Are these the words of the all-powerful boards and syndicates of the earth? These are the words of liars cowards collaborators traitors. Liars who want time for more lies. Cowards who can not face your “dogs” your “gooks” your “errand boys” your “human animals” with the truth. Collaborators with Insect People with Vegetable People. With any people anywhere who offer you a body forever. To shit forever. For this you have sold out your sons. Sold the ground from unborn feet forever. Traitors to all souls everywhere. You want the name of Hassan i Sabbah on your filth deeds to sell out the unborn?
What scared you all into time? Into body? Into shit? I will tell you: “the word.” Alien Word “the.” “The” word of Alien Enemy imprisons “thee” in Time. In Body. In Shit. Prisoner, come out. The great skies are open.

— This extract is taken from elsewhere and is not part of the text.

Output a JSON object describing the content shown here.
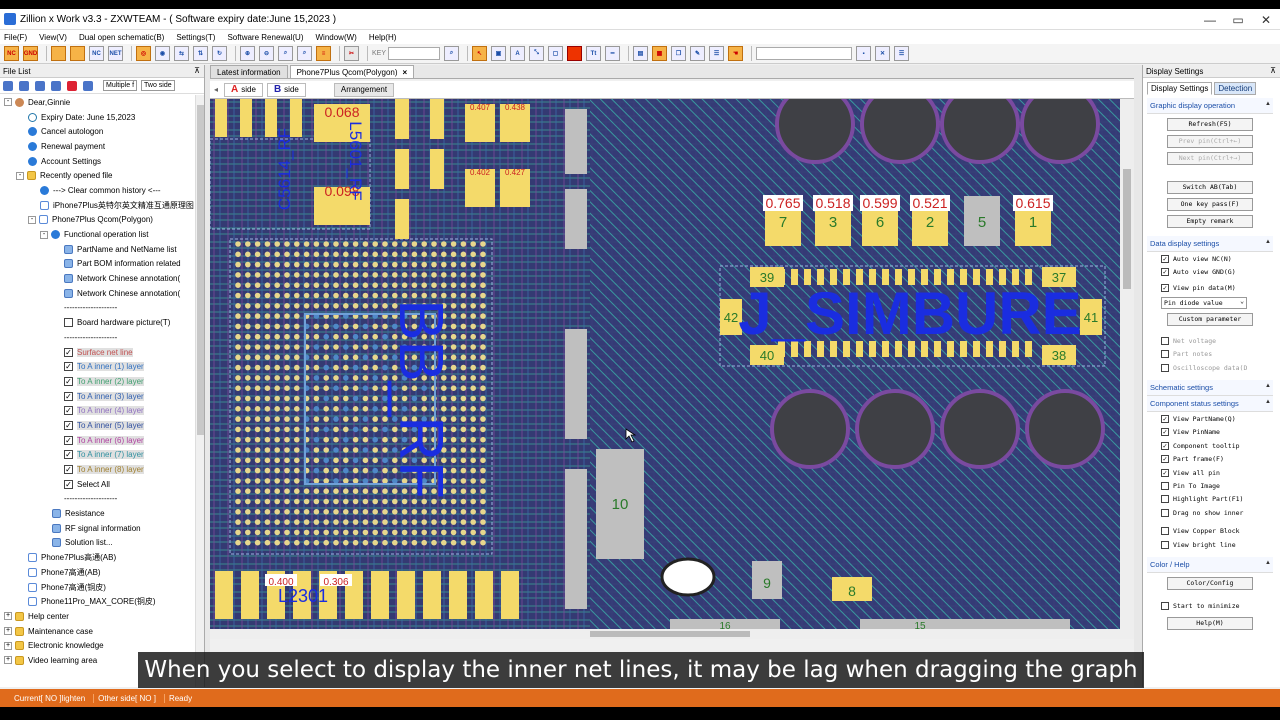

I Hassan i Sabbah rub out the word forever. If you I cancel all your words forever. And the words of Hassan i Sabbah as also cancel. Cross all your skies see the silent writing of Brion Gysin Hassan i Sabbah: drew September 17, 1899 over New York.
Prisoners, Come Out
“DON’T LISTEN to Hassan i Sabbah,” they will tell you. “He wants to take your body and all pleasures of the body away from you. Listen to us. We are serving The Garden of Delights Immortality Cosmic Consciousness The Best Ever In Drug Kicks. And love love love in slop buckets. How does that sound to you boys? Better than Hassan i Sabbah and his cold windy bodiless rock? Right?”